L’épuisement du consensus libéral amène logiquement à la deuxième dimension de cette crise, qui se manifeste aussi comme une crise du système partisan. Historiquement, les deux grands partis américains ne se sont jamais définis par une idéologie forte et unifiée : ce sont des coalitions pragmatiques, réunissant des sensibilités diverses, et dont les choix collectifs ou les publics affiliés ont pu évoluer au fil du temps. D’où leur capacité à tisser des liens, à travailler ensemble sur certains sujets ou, lors des alternances, à endosser l’héritage sans forcément tout remettre en cause. Cette qualité particulière du bipartisme américain a notamment permis au système politique de fonctionner correctement lors des nombreuses périodes où le président, la chambre et le sénat ne sont pas du même bord. C’est sous le premier mandat de Bill Clinton, avec la figure emblématique de Newt Gingrich, que le Grand Old Party commence à dériver vers une culture politique très différente, où l’adversaire est dépeint comme un ennemi, un traître, ou les deux à la fois. L’insistance sur une différence radicale avec les Démocrates conduit depuis lors les Républicains, plus souvent qu’à leur tour, à pratiquer l’obstruction et à refuser systématiquement toute main tendue. Ce fut spécialement le cas sous le premier mandat d’Obama, qui perdit beaucoup de capital politique à tenter sans succès de faire revivre cette culture partisane « coopérative ». L’acharnement de Trump à démolir l’héritage de son prédécesseur n’est pas qu’une lubie personnelle, mais s’inscrit dans une continuité.

C’est d’autant plus inquiétant que cette double crise du système partisan et de la culture politique renvoie in fine à une troisième dimension, plus fondamentale encore et qui se nourrit des deux précédentes tout autant qu’elle les alimente : une crise de l’identité américaine. Plus encore qu’économique, sociale ou géographique (opposant par exemple les habitants des petites villes oubliées de la mondialisation et les « insiders » des grandes métropoles), cette crise est de nature culturelle et touche à l’idée même de l’Amérique. Ce pays a toujours été un fantasme autant qu’une réalité. Mais rarement les termes dans lesquels les différentes sensibilités formulent ce fantasme ont été si éloignés, entre l’arc-en-ciel des minorités et le White Power conservateur et raciste, entre une religiosité littéraliste refermée sur elle-même et une tradition de tolérance, entre l’utopie réactionnaire et le progressisme libéral, entre la promotion d’un monde ouvert et le repli sur soi. C’est la tolérance à l’altérité, si fondamentale pourtant dans le modèle américain, qui semble avoir perdu la partie.

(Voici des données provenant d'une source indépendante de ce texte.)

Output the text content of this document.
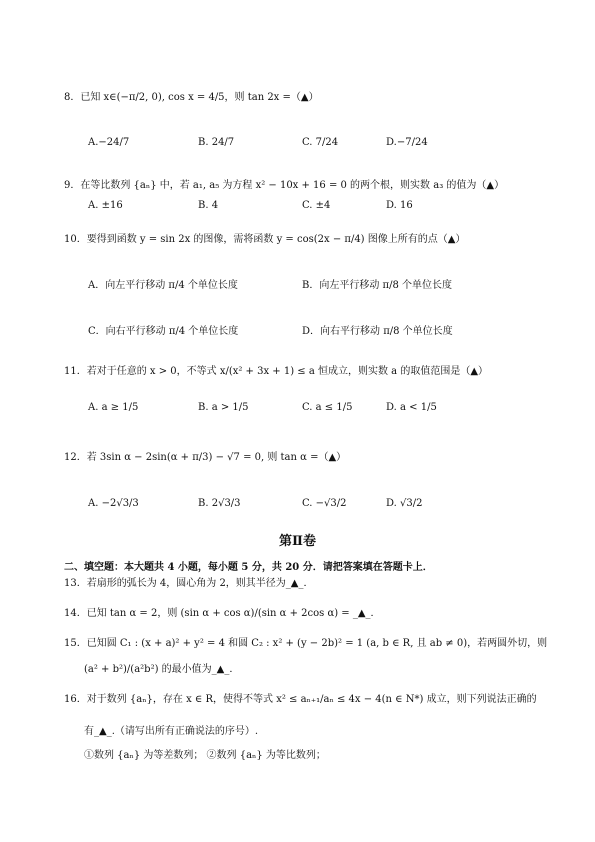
8．已知 x∈(−π/2, 0), cos x = 4/5，则 tan 2x =（▲）
A.−24/7	B. 24/7	C. 7/24	D.−7/24
9．在等比数列 {aₙ} 中，若 a₁, a₅ 为方程 x² − 10x + 16 = 0 的两个根，则实数 a₃ 的值为（▲）
A. ±16	B. 4	C. ±4	D. 16
10．要得到函数 y = sin 2x 的图像，需将函数 y = cos(2x − π/4) 图像上所有的点（▲）
A．向左平行移动 π/4 个单位长度	B．向左平行移动 π/8 个单位长度
C．向右平行移动 π/4 个单位长度	D．向右平行移动 π/8 个单位长度
11．若对于任意的 x > 0，不等式 x/(x² + 3x + 1) ≤ a 恒成立，则实数 a 的取值范围是（▲）
A. a ≥ 1/5	B. a > 1/5	C. a ≤ 1/5	D. a < 1/5
12．若 3sin α − 2sin(α + π/3) − √7 = 0, 则 tan α =（▲）
A. −2√3/3	B. 2√3/3	C. −√3/2	D. √3/2
13．若扇形的弧长为 4，圆心角为 2，则其半径为_▲_．
14．已知 tan α = 2，则 (sin α + cos α)/(sin α + 2cos α) = _▲_．
15．已知圆 C₁ : (x + a)² + y² = 4 和圆 C₂ : x² + (y − 2b)² = 1 (a, b ∈ R, 且 ab ≠ 0)，若两圆外切，则
(a² + b²)/(a²b²) 的最小值为_▲_．
16．对于数列 {aₙ}，存在 x ∈ R，使得不等式 x² ≤ aₙ₊₁/aₙ ≤ 4x − 4(n ∈ N*) 成立，则下列说法正确的
有_▲_.（请写出所有正确说法的序号）.
①数列 {aₙ} 为等差数列； ②数列 {aₙ} 为等比数列；
第Ⅱ卷
二、填空题：本大题共 4 小题，每小题 5 分，共 20 分．请把答案填在答题卡上．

À sa façon, cette Amérique en crise ne nous parle pas que d’elle-même : même si son histoire est singulière, les tensions qui la traversent – les « ombres » dont parle Dick Howard – ne nous sont pas totalement étrangères. Mais la crise profonde qui touche son système politique affecte ce qui, depuis la fin de la Guerre de sécession, lui a toujours permis de résoudre ces tensions et de se relancer. L’inquiétude profonde qui anime ce livre aura sans doute trouvé un peu de soulagement dans les midterms de novembre qui ont vu l’amorce d’un retour à la normale. Les foucades de Trump auront une fin. Espérons qu’il en sera de même pour la crise de la démocratie américaine.